There’s been some chatter about whether these people are “in” on the joke. Confronted by someone so absolutely, ridiculously clueless you’d have to think that even if they weren’t, these brainiacs would be quick to clock what was going on. To their credit, they all take her at face value and patiently explain why her mate’s story about getting a potato stuck up his bum isn’t comparable to a Greek tragedy and that it wasn’t the great philosopher Aristotle who said “dance like nobody’s watching”.
The second joke is Cunk walking around stand-ins for historically important sites while insisting that the history of the world is actually “boring”.
As she strolls around some ancient ruins she says: “It’s hard to believe I’m walking through the ruins of the first-ever city. Because I’m not. That’s in Iraq, which is miles away and f***ing dangerous.”
Well, she’s not wrong. These sections are mostly funny. But the problem is that you quickly learn to anticipate the gag. That’s the problem with only having two.

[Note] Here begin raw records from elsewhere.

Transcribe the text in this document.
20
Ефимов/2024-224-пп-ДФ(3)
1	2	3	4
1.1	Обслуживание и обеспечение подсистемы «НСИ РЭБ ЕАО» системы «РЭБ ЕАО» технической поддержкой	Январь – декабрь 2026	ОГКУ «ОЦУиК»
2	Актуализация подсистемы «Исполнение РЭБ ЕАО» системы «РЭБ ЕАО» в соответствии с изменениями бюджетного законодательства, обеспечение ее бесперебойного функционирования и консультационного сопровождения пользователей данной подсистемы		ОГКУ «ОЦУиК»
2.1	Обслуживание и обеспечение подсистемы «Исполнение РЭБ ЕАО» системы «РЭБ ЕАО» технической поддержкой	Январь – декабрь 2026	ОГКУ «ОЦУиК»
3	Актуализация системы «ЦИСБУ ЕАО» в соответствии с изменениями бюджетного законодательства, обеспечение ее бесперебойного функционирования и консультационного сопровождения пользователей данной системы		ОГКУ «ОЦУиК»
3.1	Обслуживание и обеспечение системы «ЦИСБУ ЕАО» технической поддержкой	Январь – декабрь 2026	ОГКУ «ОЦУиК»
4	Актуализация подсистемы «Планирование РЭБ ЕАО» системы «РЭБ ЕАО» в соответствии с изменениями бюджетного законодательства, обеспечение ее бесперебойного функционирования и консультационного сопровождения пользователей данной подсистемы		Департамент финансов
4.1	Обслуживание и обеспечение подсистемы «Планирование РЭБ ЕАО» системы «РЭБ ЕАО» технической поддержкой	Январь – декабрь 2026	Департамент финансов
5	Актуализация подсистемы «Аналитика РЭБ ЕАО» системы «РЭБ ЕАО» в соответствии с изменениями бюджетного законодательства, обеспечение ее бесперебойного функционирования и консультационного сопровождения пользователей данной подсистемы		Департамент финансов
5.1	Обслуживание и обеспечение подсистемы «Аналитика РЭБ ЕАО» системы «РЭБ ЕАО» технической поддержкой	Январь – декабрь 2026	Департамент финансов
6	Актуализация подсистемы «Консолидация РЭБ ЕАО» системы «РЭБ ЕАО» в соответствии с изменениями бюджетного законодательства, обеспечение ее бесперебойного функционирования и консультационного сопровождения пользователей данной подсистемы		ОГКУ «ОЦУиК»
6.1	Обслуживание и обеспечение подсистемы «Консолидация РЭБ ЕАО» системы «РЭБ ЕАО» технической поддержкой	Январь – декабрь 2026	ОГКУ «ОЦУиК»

Nevertheless, Cunk is a great character and the show does offer goofy entertainment. Even if I enjoyed it more in short doses. In between her monotone delivery and bewildering questions, Morgan also allows moments of vulnerability and hard truths to occasionally crack through the nonsense. She’s dry and clearly absurd, but also a more rounded character than Ali G could ever have hoped to be.
The show moves at a quick pace, constantly flinging fantastically silly jokes and never lingering on any one expert for too long. Even still, its repetition does get tiresome as the series cycles between its two jokes. If it’s true that history always repeats, then in this way Cunk on Earth successfully mirrors its ambitious subject.